Some founders remember to write Wills and arrange for the process of executing them. Given the number of cases in court over wealth, it is clear that our patriarchs hardly write Wills.

Asian families suffer from a similar problem of abundance. However, they mitigate the disaster of succession by involving their children in family businesses early on and their enterprises tend to last longer than those owned by Africans.  

Some Asians opt to run the enterprises with professional managers, sharing the profits from the corporation. However, this is not the same among the Africans. The ‘me’ factor is destroying us and heralding poverty for future generations.

The joy of overcoming the ‘me’ syndrome is that we can own land as a body corporate without subdividing it into uneconomical pieces that continue to impoverish our people. 

Perhaps the best mitigation measure is to make the children aware that a large amount of wealth will not be inherited and that most of it will go towards enhancing philanthropy in Africa, which would mean that every child would have to work to create their own wealth.  

Scarcity helped many of my generation to work extra hard just to get out of the village. I still recall that whenever our pastor told us to quietly ask God what we wanted, my prayer used to go like this:

“God please help me to leave this village so that I never get to pick tea, pyrethrum and coffee ever again. Amen.”

Although God answered my prayer, the shamba work I so hated became my saviour as it instilled in me the discipline that made me who I am today.

ANIMALS KICK OFFSPRING

Clearly, a tinge of adversity helps us to remain steadfast with our lives. Abundance undermines our creativity, which is perhaps why some communities ask their children to leave home as soon as they turn 18. 

The world gets to teach the children things their parents did not, hence the Swahili saying asiyefunzwa na mamaye, hufunzwa na ulimwengu (he who cannot be taught by their mother, is taught by the world). 

I have watched animals kick their offspring away from them to teach them how to survive. Strangely, human beings, especially those with abundant resources, fail in this simple but important initiation to adulthood and independence. 

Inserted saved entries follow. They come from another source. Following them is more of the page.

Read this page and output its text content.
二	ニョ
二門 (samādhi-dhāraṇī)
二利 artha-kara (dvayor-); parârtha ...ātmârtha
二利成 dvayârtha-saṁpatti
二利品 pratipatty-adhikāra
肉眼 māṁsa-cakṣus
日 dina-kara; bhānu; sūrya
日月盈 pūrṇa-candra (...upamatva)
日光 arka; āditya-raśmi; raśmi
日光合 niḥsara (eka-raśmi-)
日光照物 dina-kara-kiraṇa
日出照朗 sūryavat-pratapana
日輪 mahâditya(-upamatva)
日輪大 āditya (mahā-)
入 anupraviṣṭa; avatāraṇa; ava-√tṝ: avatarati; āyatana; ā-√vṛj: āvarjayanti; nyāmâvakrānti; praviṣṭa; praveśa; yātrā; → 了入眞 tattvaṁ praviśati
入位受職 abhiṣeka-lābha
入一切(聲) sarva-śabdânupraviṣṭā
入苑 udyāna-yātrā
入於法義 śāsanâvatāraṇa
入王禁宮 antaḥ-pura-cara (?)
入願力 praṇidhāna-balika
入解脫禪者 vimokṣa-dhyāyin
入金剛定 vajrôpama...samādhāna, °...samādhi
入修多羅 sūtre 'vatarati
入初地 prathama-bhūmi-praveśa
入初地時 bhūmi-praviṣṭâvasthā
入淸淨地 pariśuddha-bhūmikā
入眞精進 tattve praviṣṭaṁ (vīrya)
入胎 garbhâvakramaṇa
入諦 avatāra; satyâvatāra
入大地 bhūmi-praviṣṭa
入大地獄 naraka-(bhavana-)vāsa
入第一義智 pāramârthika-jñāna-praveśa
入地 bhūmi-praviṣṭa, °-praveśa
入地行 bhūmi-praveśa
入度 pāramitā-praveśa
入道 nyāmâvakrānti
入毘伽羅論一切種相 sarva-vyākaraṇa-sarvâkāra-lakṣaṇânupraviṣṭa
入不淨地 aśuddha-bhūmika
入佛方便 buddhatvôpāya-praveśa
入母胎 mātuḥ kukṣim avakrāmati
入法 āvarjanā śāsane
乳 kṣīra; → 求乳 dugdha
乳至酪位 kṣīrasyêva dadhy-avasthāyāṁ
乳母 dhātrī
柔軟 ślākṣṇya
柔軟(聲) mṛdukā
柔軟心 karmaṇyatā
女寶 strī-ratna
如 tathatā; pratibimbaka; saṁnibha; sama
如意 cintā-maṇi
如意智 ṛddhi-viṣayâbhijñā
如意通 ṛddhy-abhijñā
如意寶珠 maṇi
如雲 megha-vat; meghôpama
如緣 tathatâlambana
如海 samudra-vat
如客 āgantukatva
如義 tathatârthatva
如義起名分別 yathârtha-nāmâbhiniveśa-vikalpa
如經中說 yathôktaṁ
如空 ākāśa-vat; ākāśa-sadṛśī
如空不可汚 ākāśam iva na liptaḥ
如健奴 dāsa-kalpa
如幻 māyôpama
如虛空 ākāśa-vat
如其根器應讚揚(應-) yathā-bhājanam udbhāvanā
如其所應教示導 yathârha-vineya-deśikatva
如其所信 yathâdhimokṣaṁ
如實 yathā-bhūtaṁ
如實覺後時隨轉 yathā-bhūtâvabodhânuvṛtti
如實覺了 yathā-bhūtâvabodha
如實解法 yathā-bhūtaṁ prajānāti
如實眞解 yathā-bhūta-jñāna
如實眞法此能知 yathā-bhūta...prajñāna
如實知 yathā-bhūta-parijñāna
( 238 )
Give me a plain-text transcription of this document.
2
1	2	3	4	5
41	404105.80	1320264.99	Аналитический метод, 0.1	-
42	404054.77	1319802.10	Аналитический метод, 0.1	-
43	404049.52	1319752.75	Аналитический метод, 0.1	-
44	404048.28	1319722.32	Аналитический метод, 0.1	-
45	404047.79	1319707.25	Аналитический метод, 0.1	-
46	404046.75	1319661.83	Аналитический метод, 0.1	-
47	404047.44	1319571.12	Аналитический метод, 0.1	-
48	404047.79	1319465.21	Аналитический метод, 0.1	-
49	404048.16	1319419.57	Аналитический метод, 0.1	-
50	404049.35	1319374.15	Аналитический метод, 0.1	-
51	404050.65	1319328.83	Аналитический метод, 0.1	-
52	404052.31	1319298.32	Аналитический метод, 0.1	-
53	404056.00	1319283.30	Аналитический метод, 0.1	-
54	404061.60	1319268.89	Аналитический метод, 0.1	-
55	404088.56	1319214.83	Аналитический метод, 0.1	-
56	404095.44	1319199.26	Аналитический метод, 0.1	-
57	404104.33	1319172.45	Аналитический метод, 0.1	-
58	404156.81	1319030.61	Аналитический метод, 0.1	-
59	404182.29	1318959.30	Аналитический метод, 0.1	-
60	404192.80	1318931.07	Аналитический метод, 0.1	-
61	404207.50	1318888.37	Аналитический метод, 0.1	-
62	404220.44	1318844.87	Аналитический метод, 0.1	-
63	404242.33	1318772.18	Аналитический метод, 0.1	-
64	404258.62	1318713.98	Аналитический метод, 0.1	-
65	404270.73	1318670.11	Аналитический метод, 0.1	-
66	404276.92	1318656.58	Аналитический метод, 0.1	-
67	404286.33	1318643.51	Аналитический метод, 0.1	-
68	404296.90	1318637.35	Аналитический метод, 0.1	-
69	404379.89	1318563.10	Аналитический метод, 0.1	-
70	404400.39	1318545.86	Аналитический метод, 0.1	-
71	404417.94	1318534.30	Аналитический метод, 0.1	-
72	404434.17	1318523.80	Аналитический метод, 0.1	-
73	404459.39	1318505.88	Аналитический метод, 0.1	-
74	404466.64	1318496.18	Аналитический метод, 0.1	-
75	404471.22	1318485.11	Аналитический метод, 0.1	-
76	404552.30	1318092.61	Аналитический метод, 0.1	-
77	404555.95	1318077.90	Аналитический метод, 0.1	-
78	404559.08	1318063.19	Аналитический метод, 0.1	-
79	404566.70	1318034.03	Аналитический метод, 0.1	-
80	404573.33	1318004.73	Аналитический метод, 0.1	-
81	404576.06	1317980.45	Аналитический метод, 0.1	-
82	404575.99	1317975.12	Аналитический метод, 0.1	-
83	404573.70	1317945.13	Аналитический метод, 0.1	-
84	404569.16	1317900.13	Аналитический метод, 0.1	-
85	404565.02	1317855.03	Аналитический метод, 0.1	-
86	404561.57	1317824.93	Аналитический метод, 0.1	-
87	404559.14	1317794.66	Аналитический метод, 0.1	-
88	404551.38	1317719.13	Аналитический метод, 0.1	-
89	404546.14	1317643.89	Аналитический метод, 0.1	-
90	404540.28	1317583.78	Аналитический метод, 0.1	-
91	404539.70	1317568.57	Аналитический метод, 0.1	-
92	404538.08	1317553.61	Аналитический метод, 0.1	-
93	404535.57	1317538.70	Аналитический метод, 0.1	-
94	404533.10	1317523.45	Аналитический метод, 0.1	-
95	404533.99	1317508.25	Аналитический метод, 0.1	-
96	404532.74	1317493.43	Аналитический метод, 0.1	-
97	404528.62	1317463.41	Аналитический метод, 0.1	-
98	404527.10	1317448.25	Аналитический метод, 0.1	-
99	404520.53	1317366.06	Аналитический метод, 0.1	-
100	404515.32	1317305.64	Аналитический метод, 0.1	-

Little wonder then that some children have decided to take their parents to court for irresponsible parenting.

At the policy level, we need to agree on land use in the country if we are to realise food security. It is evident that subsequent generations aren’t utilising land as it was utilised before. We probably need to tax idle land as a strategy to ensure proper land use, considering the fact that the economy is suffering from the non-use of the land.

For example, coffee production, according to the International Coffee Organisation, has dropped more than 60 per cent from a high of 90,000 tonnes in 2,000 to a low of 42,000 tonnes in 2014. 

It is Buddha who said, "To live a pure unselfish life, one must count nothing as one's own in the midst of abundance". 

Let us learn to be philanthropic and give unselfishly to those who lack as a strategy to close the loopholes of indiscipline.